Beginning this Saturday evening and through Tuesday, BC Hydro will increase Puntledge River flow levels.

Beginning this Saturday evening and through Tuesday, BC Hydro will increase and hold water Puntledge River flow levels that will be about 350 per cent of normal, or about 110 cubic metres per second.

This flow will be ideal for whitewater kayaking and can draw people from across Vancouver Island and the Lower Mainland. Outside of the experienced kayak community, BC Hydro advises the public to stay away from the Puntledge River from Sunday through Tuesday, media liaison Stephen Watson said Wednesday in a news release.

The planned water release is for flood risk management and to further lower the reservoir in anticipation of the larger storm systems later this fall, he explained.

The updated weather modelling for the region, for this fall and winter, is for wetter and cooler conditions because of the La Niña weather influences. For 2011, the rain and snowmelt runoff into the reservoir, year to date, is the sixth wettest in 48 years of BC Hydro recorded data.

The Comox Lake Reservoir level has been slowly trending down with the recent dry weather. It is currently at 134.0 metres, or about 1.3 metres from the elevation where water free-spills over the dam. The level will continue to drift downward until the forecasted rain activity this week will increase water inflows into the reservoir.

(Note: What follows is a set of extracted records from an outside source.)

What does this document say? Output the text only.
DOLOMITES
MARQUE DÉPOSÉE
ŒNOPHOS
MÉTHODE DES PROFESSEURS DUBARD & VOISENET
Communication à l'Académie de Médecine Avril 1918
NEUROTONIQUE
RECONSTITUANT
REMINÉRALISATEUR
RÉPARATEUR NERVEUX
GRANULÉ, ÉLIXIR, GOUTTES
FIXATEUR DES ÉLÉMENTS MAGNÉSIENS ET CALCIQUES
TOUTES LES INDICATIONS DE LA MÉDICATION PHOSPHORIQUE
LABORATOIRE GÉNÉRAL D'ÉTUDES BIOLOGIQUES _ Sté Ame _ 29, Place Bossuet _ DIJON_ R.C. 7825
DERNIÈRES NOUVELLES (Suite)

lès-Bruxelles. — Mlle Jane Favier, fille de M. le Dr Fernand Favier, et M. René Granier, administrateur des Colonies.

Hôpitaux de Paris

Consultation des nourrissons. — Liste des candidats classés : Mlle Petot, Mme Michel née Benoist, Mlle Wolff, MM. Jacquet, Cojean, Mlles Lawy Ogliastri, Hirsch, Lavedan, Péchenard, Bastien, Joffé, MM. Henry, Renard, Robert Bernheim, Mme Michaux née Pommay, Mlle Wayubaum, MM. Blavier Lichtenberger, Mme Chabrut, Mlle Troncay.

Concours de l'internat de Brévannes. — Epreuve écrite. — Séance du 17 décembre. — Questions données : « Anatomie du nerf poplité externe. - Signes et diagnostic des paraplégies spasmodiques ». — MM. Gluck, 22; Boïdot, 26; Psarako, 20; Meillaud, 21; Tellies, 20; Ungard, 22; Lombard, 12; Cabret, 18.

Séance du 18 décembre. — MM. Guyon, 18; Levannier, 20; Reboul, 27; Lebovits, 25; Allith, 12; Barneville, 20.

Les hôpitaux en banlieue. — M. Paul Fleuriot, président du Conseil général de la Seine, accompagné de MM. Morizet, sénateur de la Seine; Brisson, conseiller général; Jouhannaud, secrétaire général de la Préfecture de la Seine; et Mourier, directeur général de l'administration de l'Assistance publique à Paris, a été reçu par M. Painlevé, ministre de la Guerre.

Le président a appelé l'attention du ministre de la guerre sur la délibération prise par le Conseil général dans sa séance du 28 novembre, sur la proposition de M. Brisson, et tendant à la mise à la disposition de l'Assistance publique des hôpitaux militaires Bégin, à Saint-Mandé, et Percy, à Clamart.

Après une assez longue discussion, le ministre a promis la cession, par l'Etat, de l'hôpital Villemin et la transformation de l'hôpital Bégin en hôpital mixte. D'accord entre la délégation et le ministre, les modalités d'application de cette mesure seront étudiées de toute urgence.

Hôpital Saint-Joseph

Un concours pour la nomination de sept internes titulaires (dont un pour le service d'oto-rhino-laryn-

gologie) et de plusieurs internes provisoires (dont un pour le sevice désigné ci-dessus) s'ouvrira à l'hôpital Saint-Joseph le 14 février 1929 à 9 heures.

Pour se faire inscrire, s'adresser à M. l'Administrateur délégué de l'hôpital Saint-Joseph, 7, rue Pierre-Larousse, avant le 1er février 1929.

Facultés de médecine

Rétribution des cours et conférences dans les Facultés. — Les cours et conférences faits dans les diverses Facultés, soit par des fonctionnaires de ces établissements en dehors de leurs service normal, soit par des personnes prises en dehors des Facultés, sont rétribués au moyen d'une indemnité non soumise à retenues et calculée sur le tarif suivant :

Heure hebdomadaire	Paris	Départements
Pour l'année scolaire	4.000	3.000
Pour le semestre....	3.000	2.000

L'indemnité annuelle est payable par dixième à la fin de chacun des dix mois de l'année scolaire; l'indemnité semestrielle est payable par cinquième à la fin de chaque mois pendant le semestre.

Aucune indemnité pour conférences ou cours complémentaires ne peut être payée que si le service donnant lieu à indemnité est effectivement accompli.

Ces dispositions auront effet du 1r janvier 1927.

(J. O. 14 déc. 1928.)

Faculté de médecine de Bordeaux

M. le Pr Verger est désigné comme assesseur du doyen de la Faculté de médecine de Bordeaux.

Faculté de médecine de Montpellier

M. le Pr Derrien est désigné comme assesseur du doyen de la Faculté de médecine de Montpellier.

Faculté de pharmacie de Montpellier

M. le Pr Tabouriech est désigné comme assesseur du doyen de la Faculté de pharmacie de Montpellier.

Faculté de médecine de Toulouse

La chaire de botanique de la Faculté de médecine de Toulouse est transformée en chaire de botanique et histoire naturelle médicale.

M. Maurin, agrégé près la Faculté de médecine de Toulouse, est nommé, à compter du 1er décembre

BC Hydro has been releasing about 140 per cent of normal water discharges below the Comox Dam to control water levels since the last significant storm hit the Comox Valley, Watson said.

The percentage of flows above normal is the excess water released over above the requirements for maximum power generation and fish habitat flows in the Stotan Falls stretch of the Puntledge River.

BC Hydro is providing seasonal fish migration flows each Friday and Saturday. These migration and spawning flows for fall chinook started last week and will stop at the end of October.

For these water releases, the total river flow below the dam is near 100 per cent of normal. BC Hydro modifies river flows within the five-kilometre Stotan Falls stretch of the river between the Puntledge Diversion Dam and the generating station to benefit salmon, Watson stated.